Our response: We changed the sentence to “…in the absence (-) or presence of a 5-fold excess of L1 peptides P1, P2, P3, P4 or P5, which cover the entire L1-ICD sequence, or presence of a 5-fold excess of L1 peptides Pa, Pb, Pc, or Ps, which cover the N-terminal, membrane-proximal 43 amino acids of L1-ICD.

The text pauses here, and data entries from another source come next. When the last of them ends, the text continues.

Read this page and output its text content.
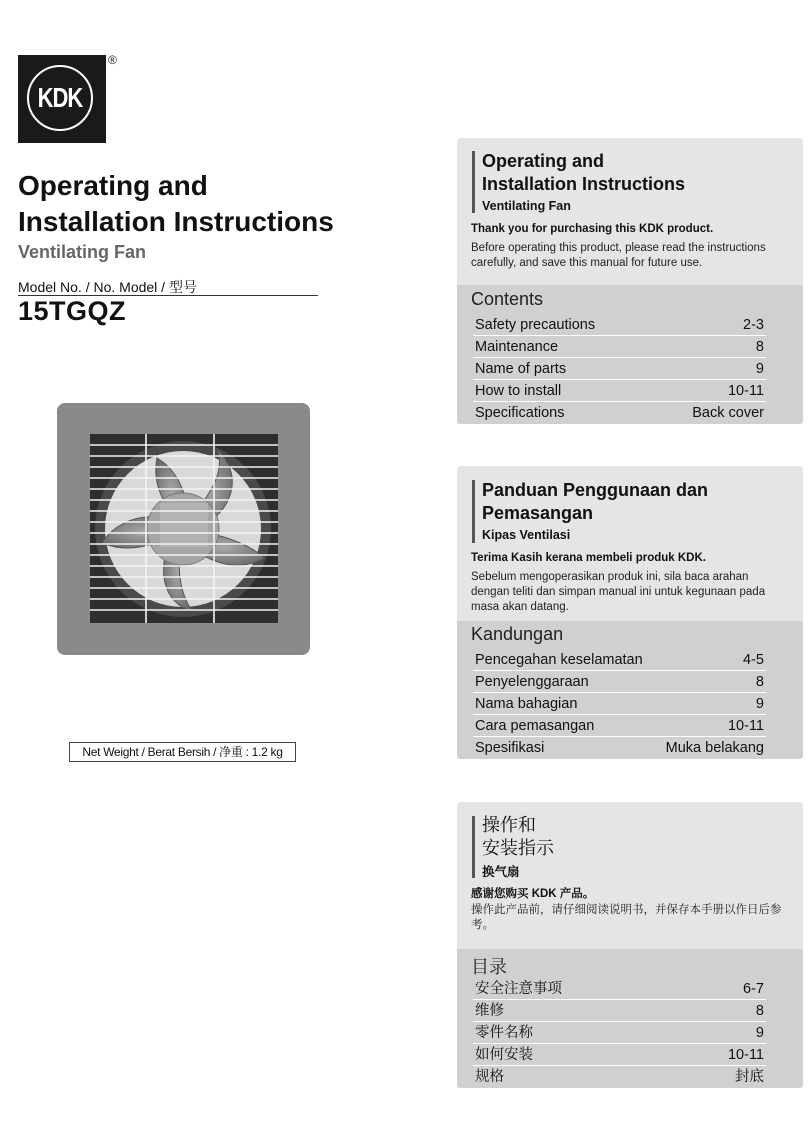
KDK
®
Operating and
Installation Instructions
Ventilating Fan
Model No. / No. Model / 型号
15TGQZ
Net Weight / Berat Bersih / 净重 : 1.2 kg
Operating and
Installation Instructions
Ventilating Fan
Thank you for purchasing this KDK product.
Before operating this product, please read the instructions carefully, and save this manual for future use.
Contents
Safety precautions	2-3
Maintenance	8
Name of parts	9
How to install	10-11
Specifications	Back cover
Panduan Penggunaan dan
Pemasangan
Kipas Ventilasi
Terima Kasih kerana membeli produk KDK.
Sebelum mengoperasikan produk ini, sila baca arahan dengan teliti dan simpan manual ini untuk kegunaan pada masa akan datang.
Kandungan
Pencegahan keselamatan	4-5
Penyelenggaraan	8
Nama bahagian	9
Cara pemasangan	10-11
Spesifikasi	Muka belakang
操作和
安装指示
换气扇
感谢您购买 KDK 产品。
操作此产品前，请仔细阅读说明书，并保存本手册以作日后参考。
目录
安全注意事项	6-7
维修	8
零件名称	9
如何安装	10-11
规格	封底
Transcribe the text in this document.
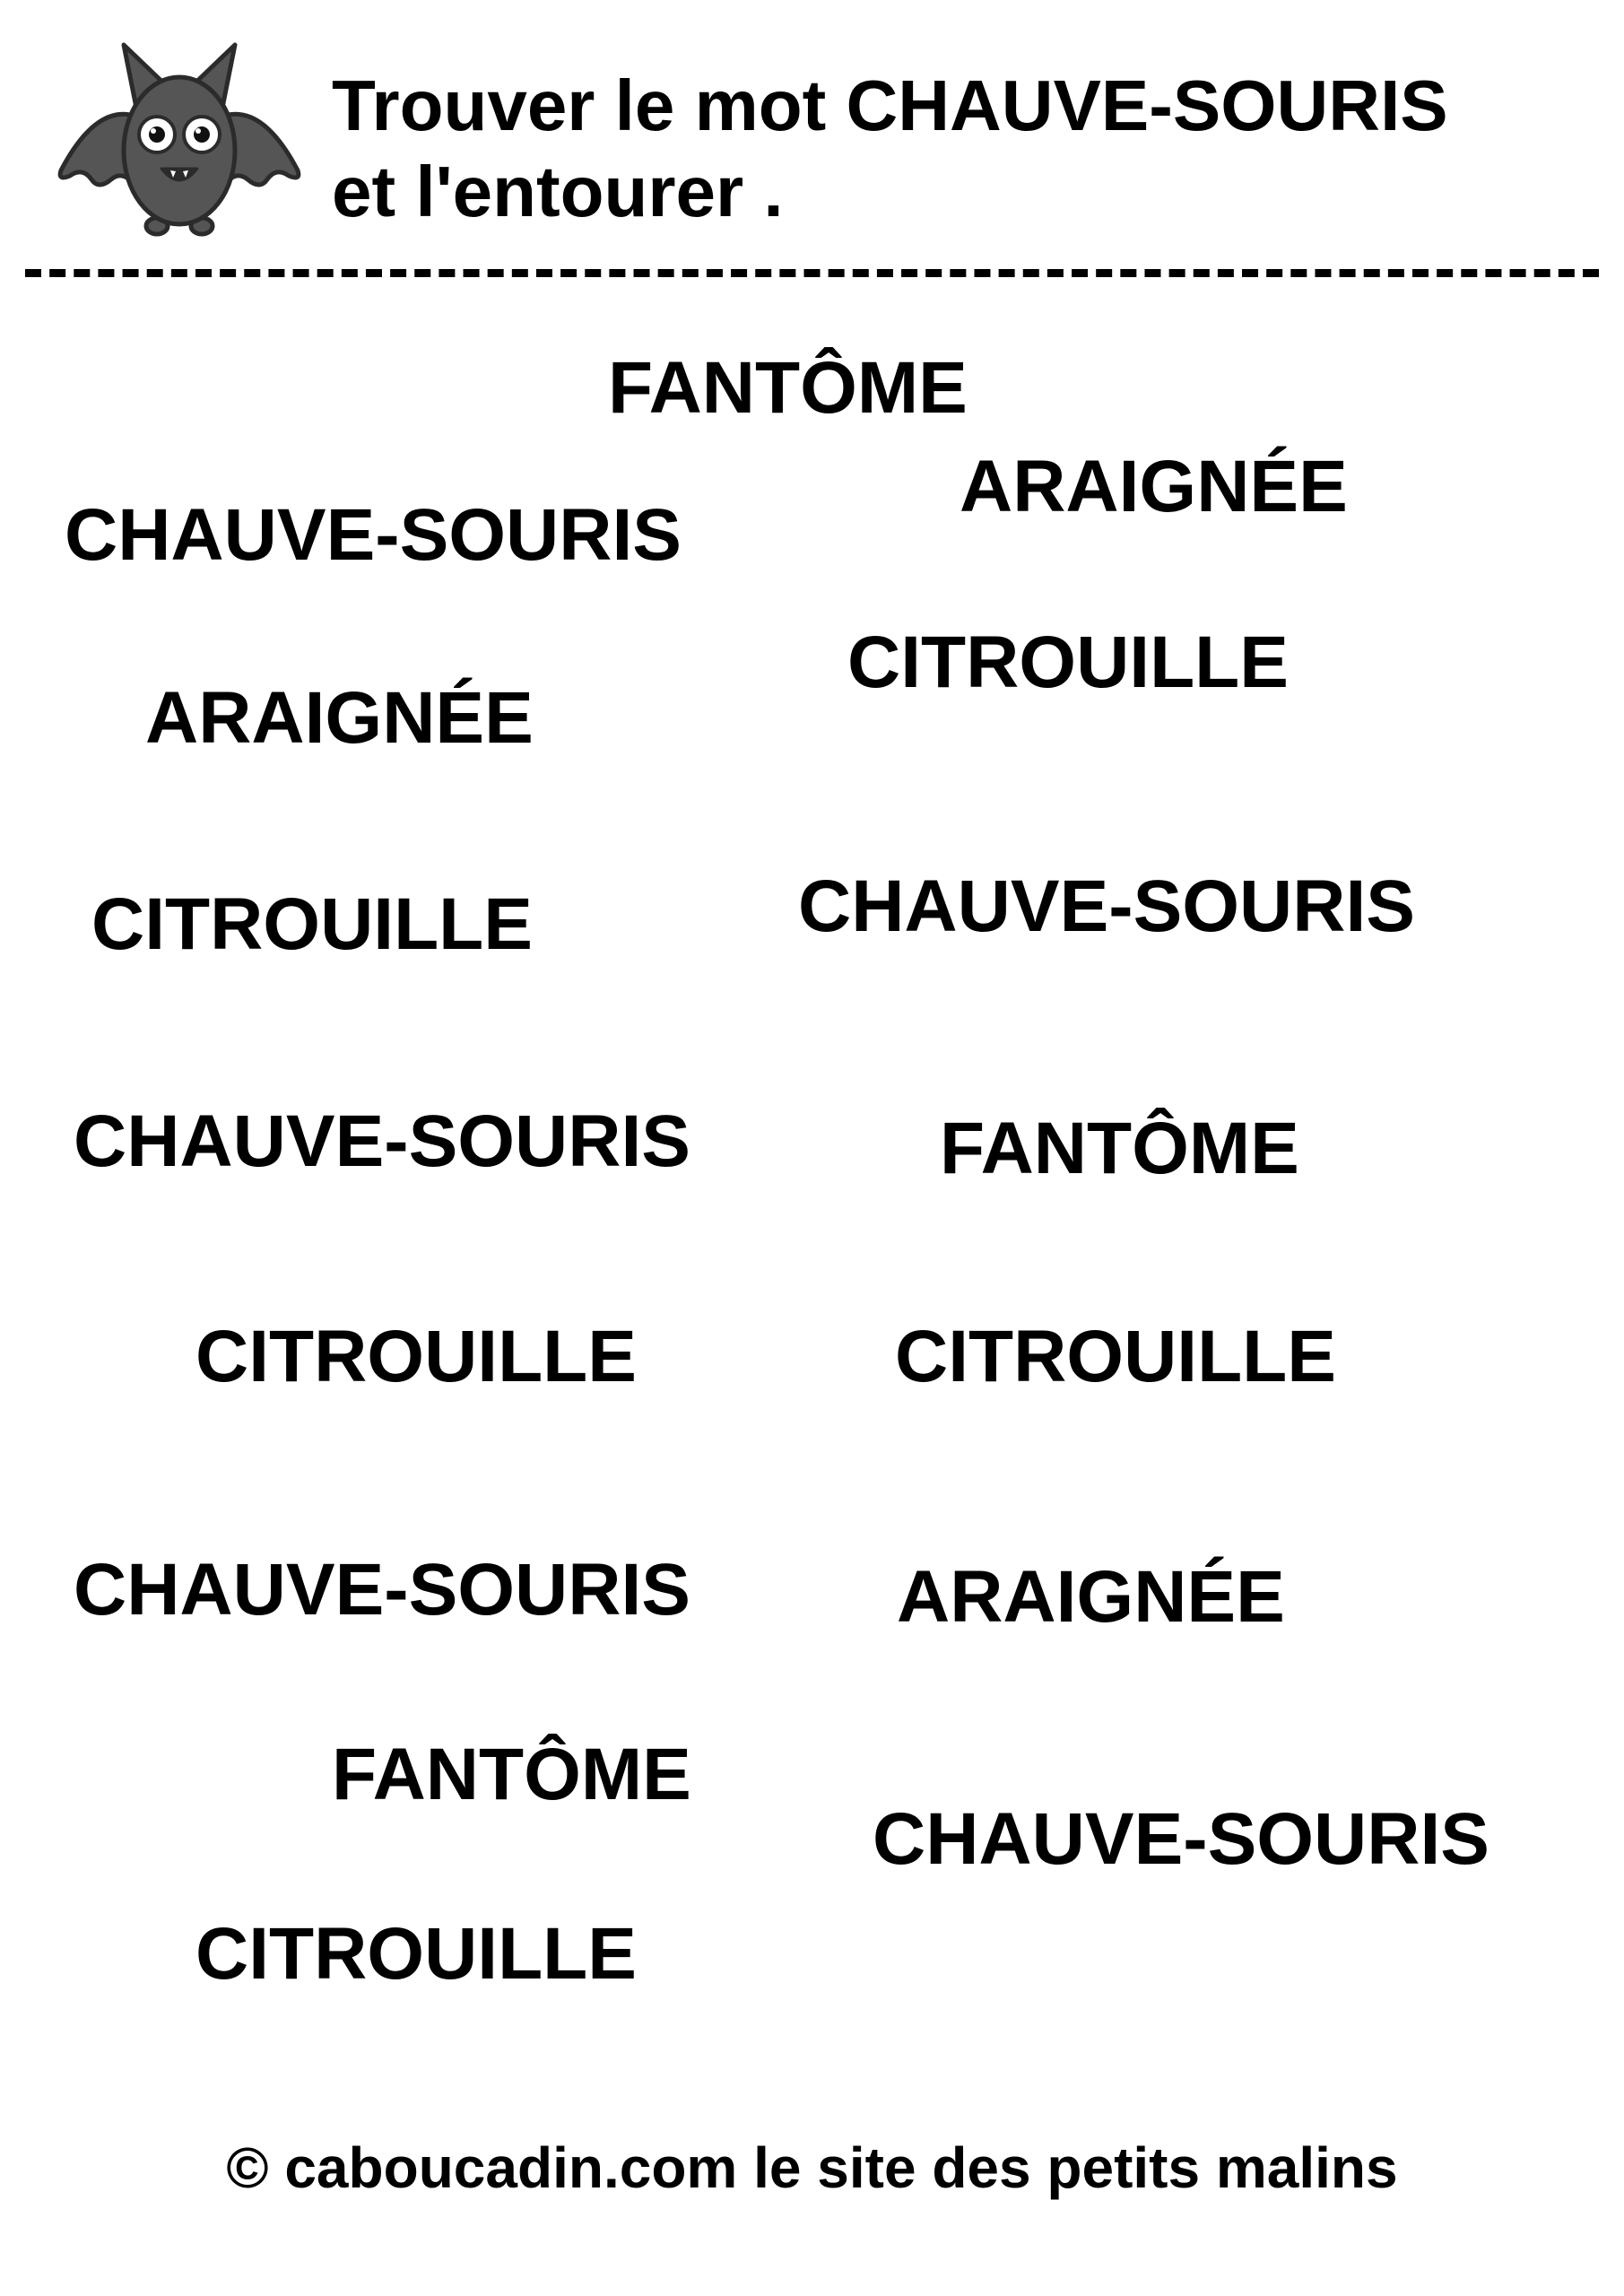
Trouver le mot CHAUVE-SOURIS
et l'entourer .
FANTÔME
ARAIGNÉE
CHAUVE-SOURIS
CITROUILLE
ARAIGNÉE
CITROUILLE	CHAUVE-SOURIS
CHAUVE-SOURIS	FANTÔME
CITROUILLE	CITROUILLE
CHAUVE-SOURIS	ARAIGNÉE
FANTÔME
CHAUVE-SOURIS
CITROUILLE
© caboucadin.com le site des petits malins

We have enlarged the scheme and changed the font color and background color for “L1-ICD” in Fig. 1f.

• It would be nice to indicate in the Method section the protein ID number for the L1 sequence used for peptide design. Does L1 sequence conservative across species?

Our response: We had already indicated the ID number for the L1 sequence in the Methods section. We have now also mentioned the ID number in the legend: “The scheme indicates the positions of the peptides in L1-ICD comprising 114 amino acids which correspond to the amino acids 1147-1260 of mouse L1 (L1CAM_MOUSE, P11627)”.